Em alto-mar, os pássaros distinguem um barco que, aparentemente, transporta uma árvore! Com a intensificação do vento, a ondulação do mar aumenta mas ela não afeta o seu equilíbrio. Assim que o vento abranda, eles voam até lá. O barco tinha sido usado por pássaros como abrigo. Com os ramos mais finos, eles tinham construído ninhos. Quanto à copa, ela serve de teto para os proteger da chuva ligeira que insiste em continuar.

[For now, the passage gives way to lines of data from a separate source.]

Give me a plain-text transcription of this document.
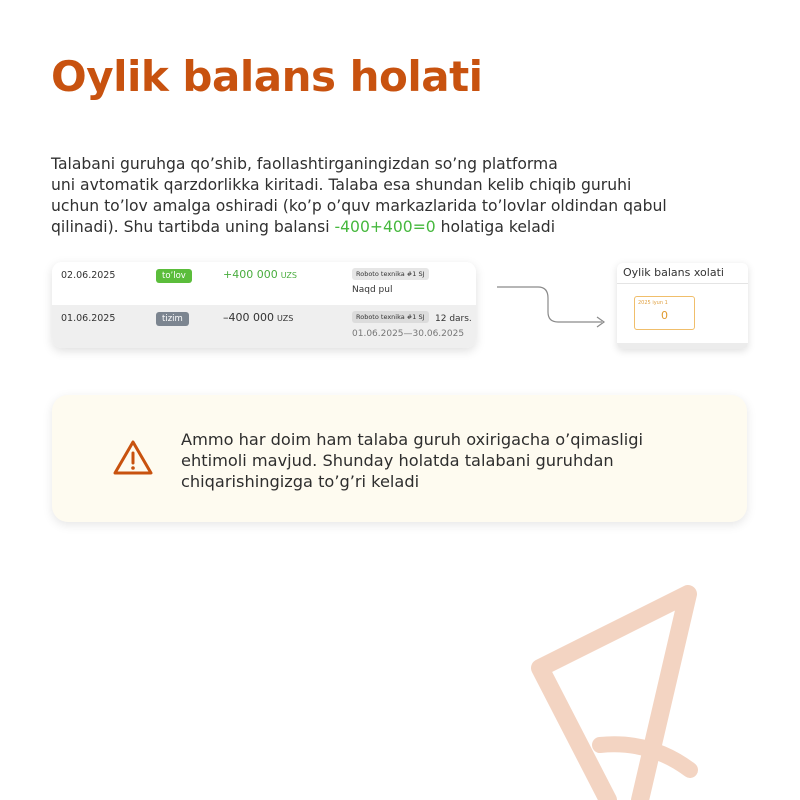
Oylik balans holati

Talabani guruhga qo’shib, faollashtirganingizdan so’ng platforma
uni avtomatik qarzdorlikka kiritadi. Talaba esa shundan kelib chiqib guruhi
uchun to’lov amalga oshiradi (ko’p o’quv markazlarida to’lovlar oldindan qabul
qilinadi). Shu tartibda uning balansi -400+400=0 holatiga keladi

02.06.2025	to’lov	+400 000 UZS	Roboto texnika #1 SJ
Naqd pul
01.06.2025	tizim	–400 000 UZS	Roboto texnika #1 SJ	12 dars.
01.06.2025—30.06.2025
Oylik balans xolati
2025 iyun 1
0
Ammo har doim ham talaba guruh oxirigacha o’qimasligi
ehtimoli mavjud. Shunday holatda talabani guruhdan
chiqarishingizga to’g’ri keladi
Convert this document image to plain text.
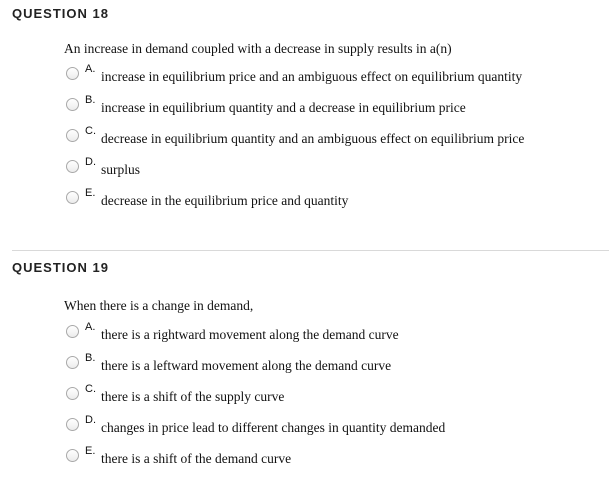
QUESTION 18
An increase in demand coupled with a decrease in supply results in a(n)
A. increase in equilibrium price and an ambiguous effect on equilibrium quantity
B. increase in equilibrium quantity and a decrease in equilibrium price
C. decrease in equilibrium quantity and an ambiguous effect on equilibrium price
D. surplus
E. decrease in the equilibrium price and quantity
QUESTION 19
When there is a change in demand,
A. there is a rightward movement along the demand curve
B. there is a leftward movement along the demand curve
C. there is a shift of the supply curve
D. changes in price lead to different changes in quantity demanded
E. there is a shift of the demand curve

O passageiro inusitado prossegue a sua viagem e os pássaros regressam à ilha. No caminho, eles encontram uma sereia que lhes segreda baixinho:
«— O importante é amar. Lancem no mar o medo, observem-no a flutuar nas ondas serenas ou intensas de pasmar. São duas formas opostas, naturalmente, tal como é sorrir ou chorar. Elas são partes de um todo que podes amar, até mesmo o medo. Ele existe para proteger. Mas se o “medo” ensurdece com um “olá” muito baixinho, fica mudo e quietinho, podem amar esse medo sem medo de amar!»
∞ A luz ∞
O período de luminosidade mínima aproxima-se rapidamente e eles só desejam descansar. Após uma breve confraternização na clareira central, os pássaros verdes iniciam o ritual para a formação de círculos concêntricos. À medida que o pássaro azul reproduz os movimentos dos pássaros verdes, ele compreende o simbolismo daquela prática regular: fortalecer a união. Ah! E, finalmente, iriam repousar. Já se encontravam em silêncio quando sentem uma brisa invulgar que desperta a sua atenção…uma estrela com oito pontos cintilantes movimenta-se rapidamente na sua direção. Sobre a clareira, ela alonga os braços e um octagrama gigante envolve-os com muita luz e calor por alguns instantes.
∞ A transformação ∞
Por esta altura, o pássaro azul desperta! Apercebendo-se de que a ilha não é verde brilhante e não há pássaros verdes por perto, a frustação começa a crescer dentro dele mas rapidamente ela desvanece. «— Oh! As lembranças são tão vívidas, tudo parece tão real!» E, começam as interrogações…Teriam os seus sentidos sido afetados durante a viagem? Teria ele sonhado? Enquanto relembra acontecimentos associados com alegria ou empatia, ele observa, acidentalmente, formigueiros ligeiros e agradáveis no corpo. Excitado com a descoberta, o pássaro começa a sentir alguma ansiedade que é acompanhada por uma rigidez suave ou contraturas subtis no pescoço, membros anteriores ou membros inferiores. Apercebendo-se da associação entre a “linguagem” corporal e os pensamentos, ele sorri longamente…a fronteira entre o sonho e a realidade tinha ficado mais ténue. Curioso mas consciente de que esta perceção lhe concederia benefícios e limitações, o pássaro azul soube imediatamente que continuaria a voar nas asas da imaginação, com admiração e satisfação.
∞

Manuela Lemos nasceu na primeira metade do século passado. Através das suas pinturas pretende louvar e celebrar a natureza e os animais. Nos temas relacionados com o infinitamente pequeno e o infinitamente grande pinta o círculo e a esfera que representa o movimento e a adaptação pacífica e em harmonia com o espaço.